@Stephen Rager. You do still need to separate expenses for each property, either in an accounting software or a spreadsheet. Each property will be recorded separately on your tax return. You can have 1 bank account & 1 LLC. There also isn't much liability protection if all of your properties are in the same LLC, unless you hold a plethora of personal assets you're protecting.
Some states it’s very easy to have LLCs. Ohio is a one time purchase of $99, so why not? I think California is $800 annually...not as clear of a choice. Florida is around $125 annually...
I really think, in general, an umbrella policy is sufficient for the first 5 - 10 Residential doors. Most insurance policies and umbrella policies will cover any big suits...unless you have a multi family or commercial that burns down and kills people...then you'd lose everything without an LLC. Even with an LLC, a suit could take that house. Umbrella can protect you against that.
For us, we have liabilities in our business that are far more probable of causing suit than a rental property. We keep the business in an LLC and the properties to keep it all extra separated.
Here’s some scenarios from an article that helped clarify it for me:
Scenario 1: Umbrella insurance
The landlord owns a triplex worth $700,000. A tenant breaks their leg on the property. The tenant sues the landlord for $300,000.
LLC: The LLC has assets of $700,000. The LLC pays the full amount of $300,000.

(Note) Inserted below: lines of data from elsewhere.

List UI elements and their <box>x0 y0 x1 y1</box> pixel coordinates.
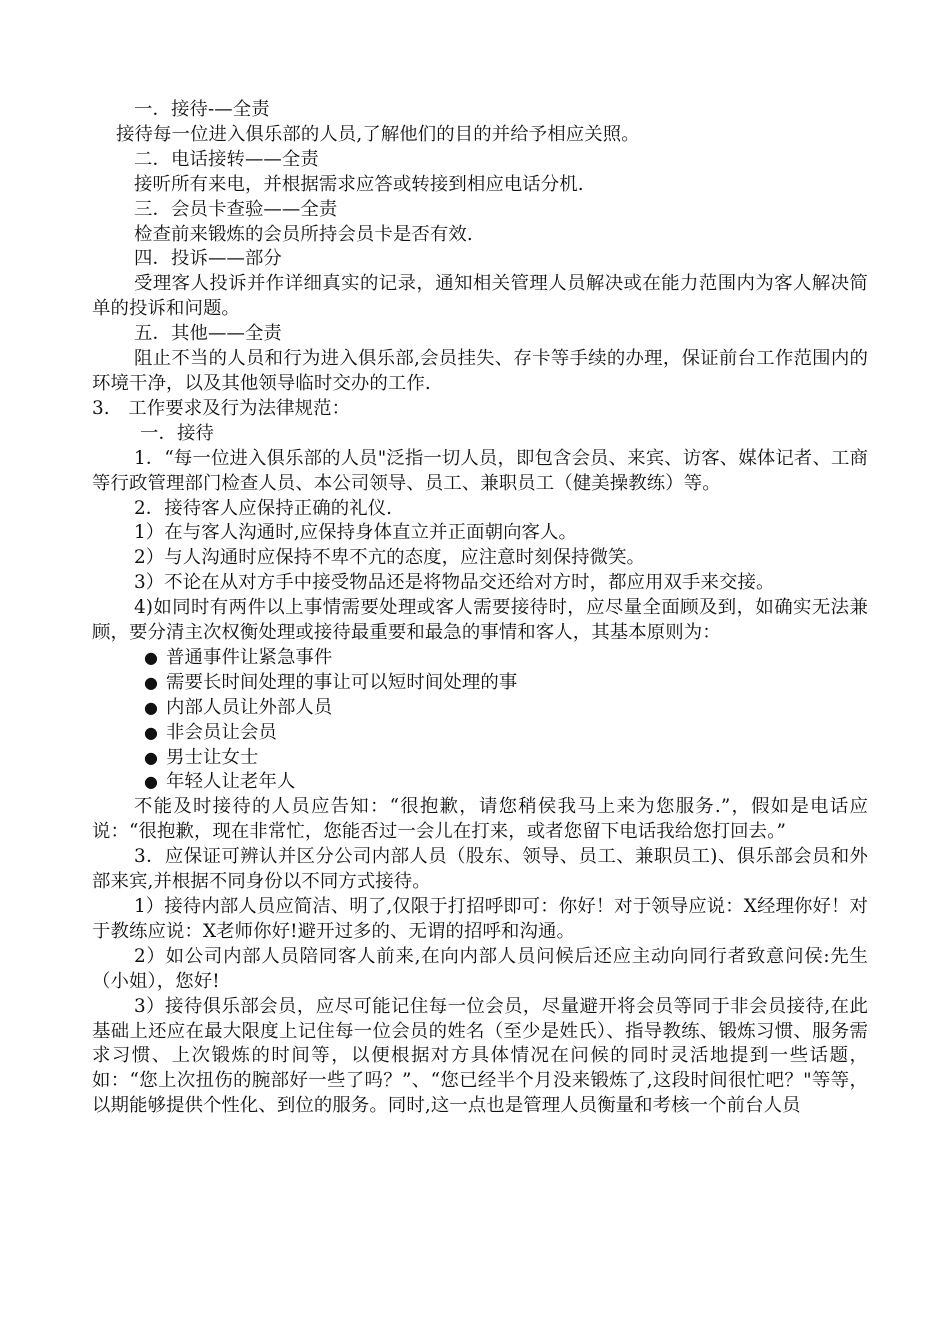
bullet-item <box>144 721 868 746</box>
bullet-dot-icon: ● <box>144 722 159 742</box>
bullet-text: 男士让女士 <box>166 746 259 768</box>
bullet-dot-icon: ● <box>144 672 159 692</box>
paragraph: 4)如同时有两件以上事情需要处理或客人需要接待时，应尽量全面顾及到，如确实无法兼顾，要分清主次权衡处理或接待最重要和最急的事情和客人，其基本原则为： <box>92 597 868 644</box>
section-part1 <box>92 98 868 646</box>
bullet-dot-icon: ● <box>144 772 159 792</box>
bullet-text: 普通事件让紧急事件 <box>166 646 333 668</box>
bullet-dot-icon: ● <box>144 647 159 667</box>
paragraph: 接听所有来电，并根据需求应答或转接到相应电话分机. <box>134 173 584 195</box>
bullet-item <box>144 770 868 795</box>
paragraph: 受理客人投诉并作详细真实的记录，通知相关管理人员解决或在能力范围内为客人解决简单的投诉和问题。 <box>92 273 868 320</box>
bullet-dot-icon: ● <box>144 697 159 717</box>
bullet-item <box>144 746 868 771</box>
paragraph: 检查前来锻炼的会员所持会员卡是否有效. <box>134 223 473 245</box>
paragraph: 五．其他——全责 <box>134 323 282 345</box>
paragraph: 3）接待俱乐部会员，应尽可能记住每一位会员，尽量避开将会员等同于非会员接待,在此基础上还应在最大限度上记住每一位会员的姓名（至少是姓氏）、指导教练、锻炼习惯、服务需求习惯、上次锻炼的时间等，以便根据对方具体情况在问候的同时灵活地提到一些话题，如：“您上次扭伤的腕部好一些了吗？”、“您已经半个月没来锻炼了,这段时间很忙吧？"等等，以期能够提供个性化、到位的服务。同时,这一点也是管理人员衡量和考核一个前台人员 <box>92 995 868 1117</box>
bullet-item <box>144 696 868 721</box>
paragraph: 一．接待 <box>140 422 214 444</box>
paragraph: 接待每一位进入俱乐部的人员,了解他们的目的并给予相应关照。 <box>116 123 640 145</box>
paragraph: 2）如公司内部人员陪同客人前来,在向内部人员问候后还应主动向同行者致意问侯:先生（小姐），您好! <box>92 945 868 992</box>
paragraph: 三．会员卡查验——全责 <box>134 198 338 220</box>
paragraph: 二．电话接转——全责 <box>134 148 319 170</box>
paragraph: 3）不论在从对方手中接受物品还是将物品交还给对方时，都应用双手来交接。 <box>134 572 775 594</box>
paragraph: 一．接待-—全责 <box>134 99 270 120</box>
bullet-item <box>144 671 868 696</box>
bullet-item <box>144 646 868 671</box>
paragraph: 阻止不当的人员和行为进入俱乐部,会员挂失、存卡等手续的办理，保证前台工作范围内的环境干净，以及其他领导临时交办的工作. <box>92 348 868 394</box>
paragraph: 1）接待内部人员应简洁、明了,仅限于打招呼即可：你好！对于领导应说：X经理你好！对于教练应说：X老师你好!避开过多的、无谓的招呼和沟通。 <box>92 896 868 942</box>
paragraph: 不能及时接待的人员应告知：“很抱歉，请您稍侯我马上来为您服务.”，假如是电话应说：“很抱歉，现在非常忙，您能否过一会儿在打来，或者您留下电话我给您打回去。” <box>92 796 868 843</box>
bullet-text: 年轻人让老年人 <box>166 771 296 793</box>
bullet-list <box>92 646 868 795</box>
paragraph: 3．应保证可辨认并区分公司内部人员（股东、领导、员工、兼职员工)、俱乐部会员和外部来宾,并根据不同身份以不同方式接待。 <box>92 846 868 893</box>
paragraph: 1．“每一位进入俱乐部的人员"泛指一切人员，即包含会员、来宾、访客、媒体记者、工商等行政管理部门检查人员、本公司领导、员工、兼职员工（健美操教练）等。 <box>92 447 868 494</box>
paragraph: 2．接待客人应保持正确的礼仪. <box>134 497 393 519</box>
section-part2 <box>92 795 868 1119</box>
paragraph: 2）与人沟通时应保持不卑不亢的态度，应注意时刻保持微笑。 <box>134 547 646 569</box>
paragraph: 1）在与客人沟通时,应保持身体直立并正面朝向客人。 <box>134 522 578 544</box>
bullet-text: 需要长时间处理的事让可以短时间处理的事 <box>166 671 518 693</box>
bullet-text: 内部人员让外部人员 <box>166 696 333 718</box>
document-body <box>92 98 868 1119</box>
paragraph: 3. 工作要求及行为法律规范： <box>92 397 351 419</box>
bullet-dot-icon: ● <box>144 747 159 767</box>
paragraph: 四．投诉——部分 <box>134 248 282 270</box>
bullet-text: 非会员让会员 <box>166 721 277 743</box>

Umbrella insurance policy ($10,000 deductible/$1,000,000 coverage): The dwelling insurance picks up the liability max. After that, the landlord personally pays $10,000 out of pocket for the deductible. The umbrella policy would pick up the remaining balance plus legal costs.
Result: The landlord would be better off with the umbrella insurance policy. With the LLC, the landlord would lose $300,000. However, with the umbrella policy, the landlord only loses $10,000.
Scenario 2: LLC
This unfortunate situation happened in Oakland, California. A landlord rented out a warehouse as an event and residential space. A fire ignited at the warehouse, killing 36 people. Prosecutors sued the owner and leaseholder for “negligently ignoring safety hazards.” Insurance paid out $3 million to the owner for the fire. However, 31 of the 36 victim’s families sued over the fire.
We don’t know yet how much the families will win. Let’s say they win $20 million.
LLC: The judgment is $20 million. The value of the warehouse is $3 million. The landlord loses the warehouse and insurance payout. The total monetary loss is $6 million.
Umbrella Insurance Policy ($10,000 deductible/$3,000,000 coverage): The landlord goes bankrupt, losing $20 million.
Result: The landlord is better off with an LLC, which shields them from personal bankruptcy.
Ultimately, landlords should make a decision based on their own real estate portfolio. An umbrella insurance policy is generally the better financial choice for most small portfolio holders. However, everyone’s situation is different.
Look at your personal financial situation and real estate portfolio. Make a decision that won’t eat away your profits, while lessening your risk for bankruptcy.